At Purpose it was clear from the beginning that sustainable work is done and only 100% organic cotton is used. The processing of conventional cotton simply cannot be justified.
Organic cotton comes from seeds that have not been genetically modified and have been planted without the use of chemical pesticides and fertilizers. Organic cotton is grown using natural methods and benefits not only the soil, biodiversity, wildlife and the environment, but also the farmers. Their health and quality of life is greatly enhanced.
Better for our planet
In the cultivation of organic cotton, no chemicals are used.
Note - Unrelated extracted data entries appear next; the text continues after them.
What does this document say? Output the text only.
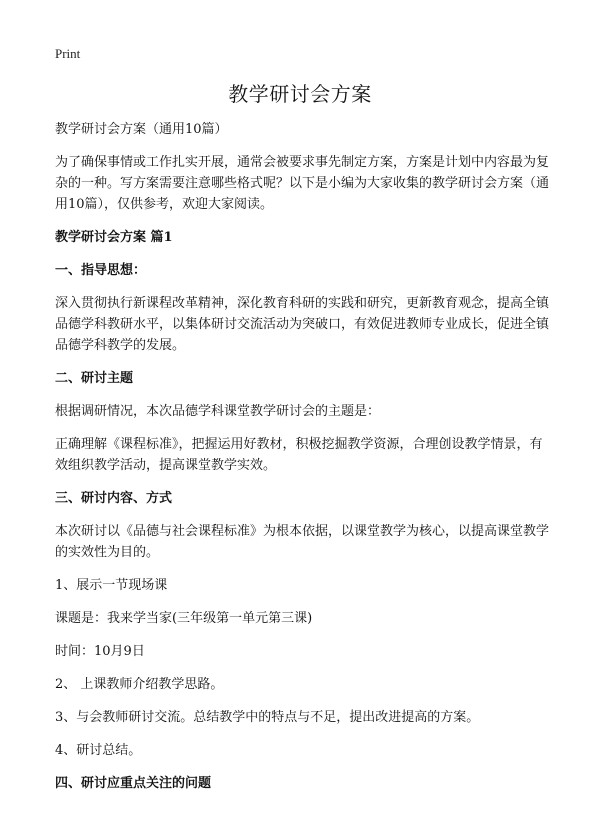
Print
教学研讨会方案

教学研讨会方案（通用10篇）

为了确保事情或工作扎实开展，通常会被要求事先制定方案，方案是计划中内容最为复杂的一种。写方案需要注意哪些格式呢？以下是小编为大家收集的教学研讨会方案（通用10篇），仅供参考，欢迎大家阅读。

教学研讨会方案 篇1

一、指导思想：

深入贯彻执行新课程改革精神，深化教育科研的实践和研究，更新教育观念，提高全镇品德学科教研水平，以集体研讨交流活动为突破口，有效促进教师专业成长，促进全镇品德学科教学的发展。

二、研讨主题

根据调研情况，本次品德学科课堂教学研讨会的主题是：

正确理解《课程标准》，把握运用好教材，积极挖掘教学资源，合理创设教学情景，有效组织教学活动，提高课堂教学实效。

三、研讨内容、方式

本次研讨以《品德与社会课程标准》为根本依据，以课堂教学为核心，以提高课堂教学的实效性为目的。

1、展示一节现场课

课题是：我来学当家(三年级第一单元第三课)

时间：10月9日

2、 上课教师介绍教学思路。

3、与会教师研讨交流。总结教学中的特点与不足，提出改进提高的方案。

4、研讨总结。

四、研讨应重点关注的问题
This also means that no harmful substances can get into adjacent lakes, rivers or oceans.
Even better, the water used in organic farming can be returned to the water source without causing harm and can be reused afterwards.
These positive impacts on water, wildlife and biodiversity mean that the welfare and livelihoods of cotton farmers and their fellow human beings are respected and protected.
Better for the people
For the cultivation of organic cotton is avoided any kind of toxic pesticides, which can lead to various health problems and even death. According to the UN, 200,000 people die each year worldwide due to the use of toxic pesticides.
While organic cotton crop yields may be smaller than conventional cotton, this has no impact on farmers' incomes because they have lower overall costs. Rotational farming and intercropping also benefit farmers by allowing them to supplement their food and income.
Since 1995, 300,000 farmers have committed suicide in the face of the high cost of genetically modified seeds, pesticides and chemical fertilizers.
In our garments, if then only recycled polyester is used. This makes, for example, a sweatshirt stronger or an accessory more robust.
The production of recycled polyester is much more energy efficient. In addition, it contributes to the management of plastic waste, which is one of the biggest environmental challenges of our time. Worldwide, about 9.5 million tons of plastic end up in our oceans every year, mostly after single use.